Escrow is a process through which a buyer, seller, lender, and other parties may complete a real estate transaction safely and securely through a neutral third party or intermediary (the escrow company). During escrow, the escrow company follows written instructions and secures all documents and funds associated with the transaction until contract terms are met.
Escrow should be opened as soon as both parties come to an agreement; a commonly selected escrow officer should be called upon.
Real estate transactions involve a great deal of money and legal responsibilities. Escrow is important because it allows all parties involved to conduct the transaction safely and securely with the knowledge that legal documents and funds will only change hands when the terms of the contract are met.
An escrow officer will prepare documents and specific instructions. Also, an escrow officer will order all the required assignment statements, needed payoffs, title searches, and homeowners’ association records. An escrow officer will deal documents as instructed in the written agreements. An experienced escrow officer will also provide you with the service of closing your transaction promptly and adequately.
While the seller usually selects the escrow company, both parties must agree on which escrow company to use and it can be negotiated.
Communication is the most important thing to make escrow proceed as smoothly as possible. To avoid delays, New Era Escrow recommends buyers or sellers who will be out of town contact their escrow officer and loan officer. Avoid changing employment or incurring any new debt, as both will be verified before the loan closes. Buyers should take steps to get homeowner’s insurance quickly to avoid delays.
All closing costs must clear before escrow can close. Keep in mind that wire transfers can take 2-6 days while a California cashier’s check can clear in 1 or 2 days. A personal or corporate check can take much longer to clear and potentially delay the process.
At New Era Escrow, we will work to ensure your escrow closes on time. Still, many factors can affect the closing date, including lender approval, loan funding, how the closing costs are paid, title issues, and problems with the home appraisal.
The real estate agent will usually determine the estimated closing date based on how long it takes for the lender to process the loan and how long it will take to ensure all contract terms are met. In most cases, at least 30 days is necessary before the transaction can close.
There are many fees and closing costs associated with a real estate transaction. In most cases, the seller pays for costs associated with ensuring the buyer has a clear title while the buyer pays for costs associated with financing. Escrow fees are usually split equally.
If there is a dispute between the buyer and seller, be aware that the escrow officer can only follow escrow instructions as written, or modifications approved by both parties. Escrow officers in California are forbidden from favoring any party in a real estate transaction. If there is a dispute and the parties cannot reach a resolution, the escrow officer will stop processing escrow.
If the buyer and seller agree to switch escrow companies, both must agree upon a new company and notify the original escrow officer in writing. The escrow agent will need written instructions to transfer documents and funds to the new escrow company.

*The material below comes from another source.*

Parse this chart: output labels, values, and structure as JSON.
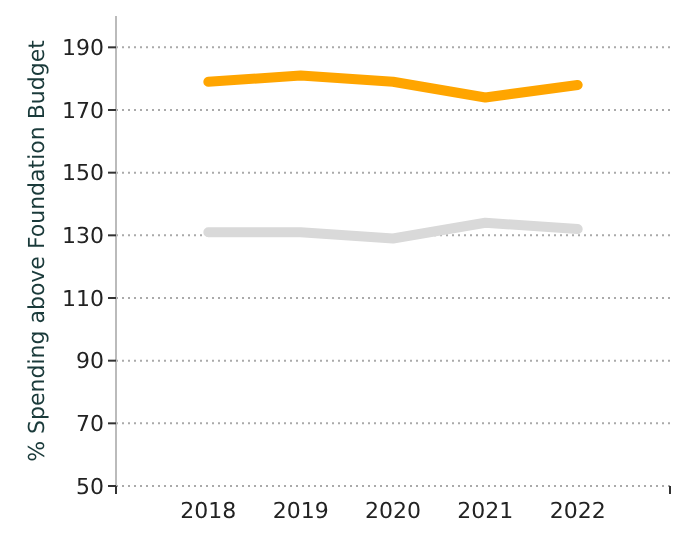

Closing will occur once all written instructions in the agreement have been completed. Once all fees have been paid and monetary funds have been exchanged, the property title will be transferred. Transferred title will be mailed after closing.
A cancelling agreement must be set in place between both parties with agreed upon instructions along with original signatures for the inclination of documents and funds. Payment of any charges acquired should be contemplated. If the two parties cannot come to a mutual agreement, court involvement may be necessary.